The following letter was sent to the editor of the Listener but not published, so we publish it here.

Absent from the vigorous discussion of the Auckland housing crisis on The Vote (Sept 11, TV3) was mention of the role of banks in creating this crisis. They stand to gain billions not just from the rising price of houses but from the eventual crash.

In a January 2013 seminar IMF economist and former Barclays Bank manager Michael Kumhof makes it clear that the role of banks is not intermediation but to create credit and control its supply.

“The key function of banks is money creation not intermediation. What that means is that it becomes very easy for banks to start or lead a lending boom even though policy makers might not, because if they feel that the time is right, they simply expand the money supply. There is no third party involved, just the bank and the customer and I make the loan.”

Yes the banks have started a lending boom in Auckland, rewarding staff who issue more loans. Banks find it more profitable to row the economy between easy money and tight money then “laugh all the way to the bank when it finally collapses”. Loan to value restrictions will not help.

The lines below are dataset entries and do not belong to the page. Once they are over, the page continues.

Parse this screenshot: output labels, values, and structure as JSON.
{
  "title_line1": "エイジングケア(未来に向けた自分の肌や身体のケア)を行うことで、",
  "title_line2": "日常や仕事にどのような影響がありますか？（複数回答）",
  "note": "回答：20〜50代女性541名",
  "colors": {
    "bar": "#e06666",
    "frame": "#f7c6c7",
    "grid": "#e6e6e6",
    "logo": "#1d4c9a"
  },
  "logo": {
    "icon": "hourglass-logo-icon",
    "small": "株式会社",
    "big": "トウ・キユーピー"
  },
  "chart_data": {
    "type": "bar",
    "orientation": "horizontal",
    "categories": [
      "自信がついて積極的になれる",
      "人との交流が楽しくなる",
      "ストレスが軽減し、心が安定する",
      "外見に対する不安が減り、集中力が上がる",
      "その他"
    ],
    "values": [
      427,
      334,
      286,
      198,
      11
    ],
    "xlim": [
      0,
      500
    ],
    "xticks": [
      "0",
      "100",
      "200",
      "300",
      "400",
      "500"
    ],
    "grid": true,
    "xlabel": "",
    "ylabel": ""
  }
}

Alan Dudson, an Auckland accountant, says “In Auckland it is not uncommon for residential real estate investors to own five, 10, 20, 50, or even 100 houses.”

And all the while Government collaborates by making the interest, insurance, rates and maintenance tax deductible. So Dudson says there is hardly any tax to pay.

When we have a government and opposition both blind to the true role of banks, banks are almost in complete charge. A tax policy favouring property investment and making it easy to hold land without financial penalty will see to that.

The opposition solutions are little better. A capital gains tax doesn’t hold down prices when too weak and just keeps land off the market when it is strong.

It can only end in tears.

1. Michael Kumhof
2. Alan Dudson. NZ Herald Let’s stop subsidising property investors.